Dmytro Kryuchkov, a suspect in a graft case involving a top ally of President Petro Poroshenko, lawmaker Igor Kononenko, testified against the president and his associates in court on April 17.
Kyiv’s Solomyansky Court arrested Kryuvhkov and set his bail at Hr 7 million.
Kryuchkov was extradited to Ukraine from Germany on April 15.
In 2016 Kryuchkov, the CEO of power company Energomerezha, was charged by the National Anti-Corruption Bureau of Ukraine with embezzling Hr 356 million ($13.2 million) from power company Zaporizhzhyaoblenergo.
He denied the NABU’s accusations during a court hearing on his arrest on April 17.
Kryuchkov said that Poroshenko’s people had contacted him immediately after Energomerezha concluded power supply contracts in 2014.
Kryuchkov also said that he owns only 25 percent of Energomerezha, while the remaining shares are held by an offshore company controlled by Poroshenko and Bloc of Petro Poroshenko lawmakers Igor Kononenko and Yuriy Buglak. Buglak’s office declined to comment.

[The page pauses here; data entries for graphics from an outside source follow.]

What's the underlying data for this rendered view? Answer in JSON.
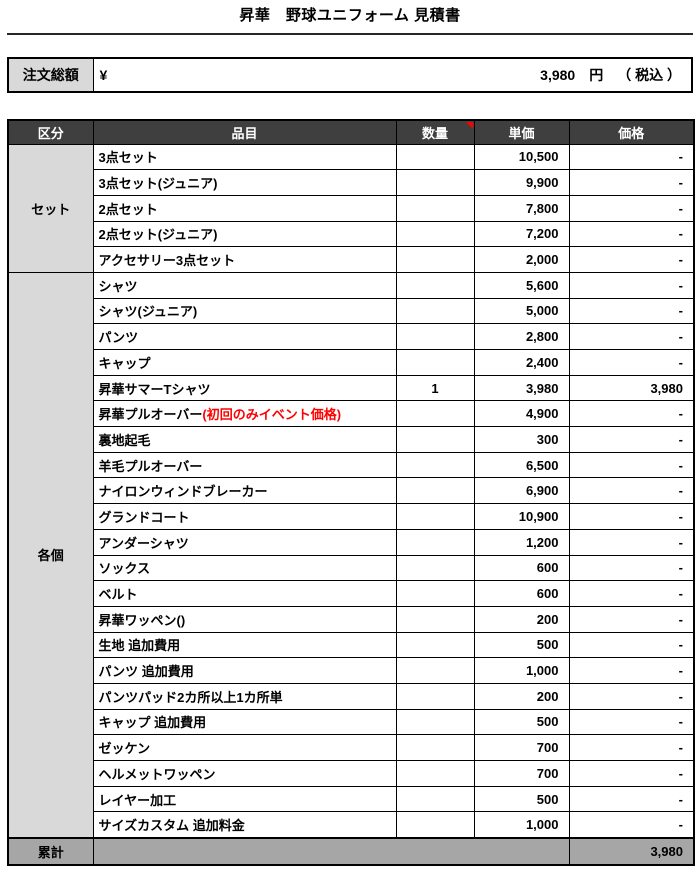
{
  "title": "昇華　野球ユニフォーム 見積書",
  "order_total": {
    "label": "注文総額",
    "currency_symbol": "¥",
    "amount": "3,980",
    "unit": "円",
    "tax_note": "（ 税込 ）"
  },
  "table": {
    "headers": {
      "category": "区分",
      "item": "品目",
      "quantity": "数量",
      "unit_price": "単価",
      "price": "価格"
    },
    "quantity_comment_indicator": "red-triangle",
    "groups": [
      {
        "category": "セット",
        "rows": [
          {
            "item": "3点セット",
            "quantity": "",
            "unit_price": "10,500",
            "price": "-"
          },
          {
            "item": "3点セット(ジュニア)",
            "quantity": "",
            "unit_price": "9,900",
            "price": "-"
          },
          {
            "item": "2点セット",
            "quantity": "",
            "unit_price": "7,800",
            "price": "-"
          },
          {
            "item": "2点セット(ジュニア)",
            "quantity": "",
            "unit_price": "7,200",
            "price": "-"
          },
          {
            "item": "アクセサリー3点セット",
            "quantity": "",
            "unit_price": "2,000",
            "price": "-"
          }
        ]
      },
      {
        "category": "各個",
        "rows": [
          {
            "item": "シャツ",
            "quantity": "",
            "unit_price": "5,600",
            "price": "-"
          },
          {
            "item": "シャツ(ジュニア)",
            "quantity": "",
            "unit_price": "5,000",
            "price": "-"
          },
          {
            "item": "パンツ",
            "quantity": "",
            "unit_price": "2,800",
            "price": "-"
          },
          {
            "item": "キャップ",
            "quantity": "",
            "unit_price": "2,400",
            "price": "-"
          },
          {
            "item": "昇華サマーTシャツ",
            "quantity": "1",
            "unit_price": "3,980",
            "price": "3,980"
          },
          {
            "item": "昇華プルオーバー",
            "item_note": "(初回のみイベント価格)",
            "quantity": "",
            "unit_price": "4,900",
            "price": "-"
          },
          {
            "item": "裏地起毛",
            "quantity": "",
            "unit_price": "300",
            "price": "-"
          },
          {
            "item": "羊毛プルオーバー",
            "quantity": "",
            "unit_price": "6,500",
            "price": "-"
          },
          {
            "item": "ナイロンウィンドブレーカー",
            "quantity": "",
            "unit_price": "6,900",
            "price": "-"
          },
          {
            "item": "グランドコート",
            "quantity": "",
            "unit_price": "10,900",
            "price": "-"
          },
          {
            "item": "アンダーシャツ",
            "quantity": "",
            "unit_price": "1,200",
            "price": "-"
          },
          {
            "item": "ソックス",
            "quantity": "",
            "unit_price": "600",
            "price": "-"
          },
          {
            "item": "ベルト",
            "quantity": "",
            "unit_price": "600",
            "price": "-"
          },
          {
            "item": "昇華ワッペン()",
            "quantity": "",
            "unit_price": "200",
            "price": "-"
          },
          {
            "item": "生地 追加費用",
            "quantity": "",
            "unit_price": "500",
            "price": "-"
          },
          {
            "item": "パンツ 追加費用",
            "quantity": "",
            "unit_price": "1,000",
            "price": "-"
          },
          {
            "item": "パンツパッド2カ所以上1カ所単",
            "quantity": "",
            "unit_price": "200",
            "price": "-"
          },
          {
            "item": "キャップ 追加費用",
            "quantity": "",
            "unit_price": "500",
            "price": "-"
          },
          {
            "item": "ゼッケン",
            "quantity": "",
            "unit_price": "700",
            "price": "-"
          },
          {
            "item": "ヘルメットワッペン",
            "quantity": "",
            "unit_price": "700",
            "price": "-"
          },
          {
            "item": "レイヤー加工",
            "quantity": "",
            "unit_price": "500",
            "price": "-"
          },
          {
            "item": "サイズカスタム 追加料金",
            "quantity": "",
            "unit_price": "1,000",
            "price": "-"
          }
        ]
      }
    ],
    "footer": {
      "label": "累計",
      "total": "3,980"
    }
  },
  "colors": {
    "header_bg": "#3f3f3f",
    "header_text": "#ffffff",
    "category_bg": "#d9d9d9",
    "footer_bg": "#a6a6a6",
    "border": "#000000",
    "note_red": "#ff0000",
    "comment_marker_red": "#ff0000"
  }
}
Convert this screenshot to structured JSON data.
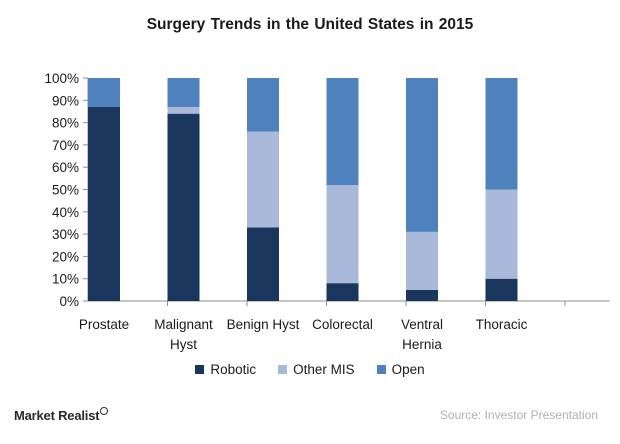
{
  "chart_data": {
    "type": "bar",
    "stacked": true,
    "title": "Surgery  Trends in the United States in 2015",
    "categories": [
      [
        "Prostate"
      ],
      [
        "Malignant",
        "Hyst"
      ],
      [
        "Benign Hyst"
      ],
      [
        "Colorectal"
      ],
      [
        "Ventral",
        "Hernia"
      ],
      [
        "Thoracic"
      ]
    ],
    "series": [
      {
        "name": "Robotic",
        "color": "#1b365d",
        "values": [
          87,
          84,
          33,
          8,
          5,
          10
        ]
      },
      {
        "name": "Other MIS",
        "color": "#a9b9d9",
        "values": [
          0,
          3,
          43,
          44,
          26,
          40
        ]
      },
      {
        "name": "Open",
        "color": "#4f81bd",
        "values": [
          13,
          13,
          24,
          48,
          69,
          50
        ]
      }
    ],
    "ylim": [
      0,
      100
    ],
    "yticks": [
      "0%",
      "10%",
      "20%",
      "30%",
      "40%",
      "50%",
      "60%",
      "70%",
      "80%",
      "90%",
      "100%"
    ],
    "xlabel": "",
    "ylabel": "",
    "legend_position": "bottom",
    "grid": false
  },
  "footer": {
    "brand": "Market Realist",
    "source": "Source: Investor Presentation"
  }
}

Poroshenko argued on April 15 that Kryuchkov’s extradition was a “pre-election scheme” hatched by presidential candidate Volodymyr Zelenskiy and oligarch Igor Kolomoisky, who is accused of backing Zelenskiy and denies having political links to him.
Oleg Medvedev, a spokesman for Poroshenko’s campaign, and Kononenko denied having any links to Kryuvhkov’s alleged scheme.
Kryuchkov claimed that Kononenko had received instructions from Poroshenko. Kryuchkov said he had regularly met Kononenko.
Kryuchkov also claimed that he had given a $500,000 bribe to Artem Sytnyk, head of the National Anti-Corruption Bureau of Ukraine, in exchange for his help in the corruption case.
The State Investigation Bureau opened a case on the alleged bribe. The NABU said Sytnyk could not comment on the issue due to the investigation.
Kryuchkov fled Ukraine in 2016. He was arrested in Germany in 2018 and was released on bail.
In early March, Kryuchkov submitted a request to the German authorities to voluntarily return him to Ukraine, and was sent to an extradition prison.
In March Radio Liberty/Radio Free Europe’s Schemes investigative show published alleged audio recordings of conversations between Kryuchkov and Kononenko, the brothers Grigory Surkis and Igor Surkis, Serhiy Storozhenko, an aide to Igor Rainin, formerly governor of Kharkiv Oblast and now Poroshenko’s chief of staff, Igor Kotvitsky, a People’s Front lawmaker and a close ally of Interior Minister Arsen Avakov, and other people. The recordings were mostly made in 2015.
The conversations concern state-controlled power companies Zaporizhzhyaoblenergo, Cherkasyoblenergo and Kharkivoblenergo. The Surkis brothers had stakes in Cherkasyoblenergo and Kharkivoblenergo and still co-own Zaporizhzhyaoblenergo. In the conversations, they discuss the distribution of income from the power companies and ways to disrupt shareholder meetings to make sure that their loyalists run the companies.
Among other things, they discuss the alleged participation of Poroshenko, Rainin, Poroshenko’s former Chief of Staff Boris Lozhkin and Dmytro Vovk, a top Poroshenko ally and ex-head of energy regulator, in the schemes.
The Surkis brothers and Rainin did not respond to requests for comment. Storozhenko, Lozhkin, Vovk and Kotvitsky denied the accusations of wrongdoing.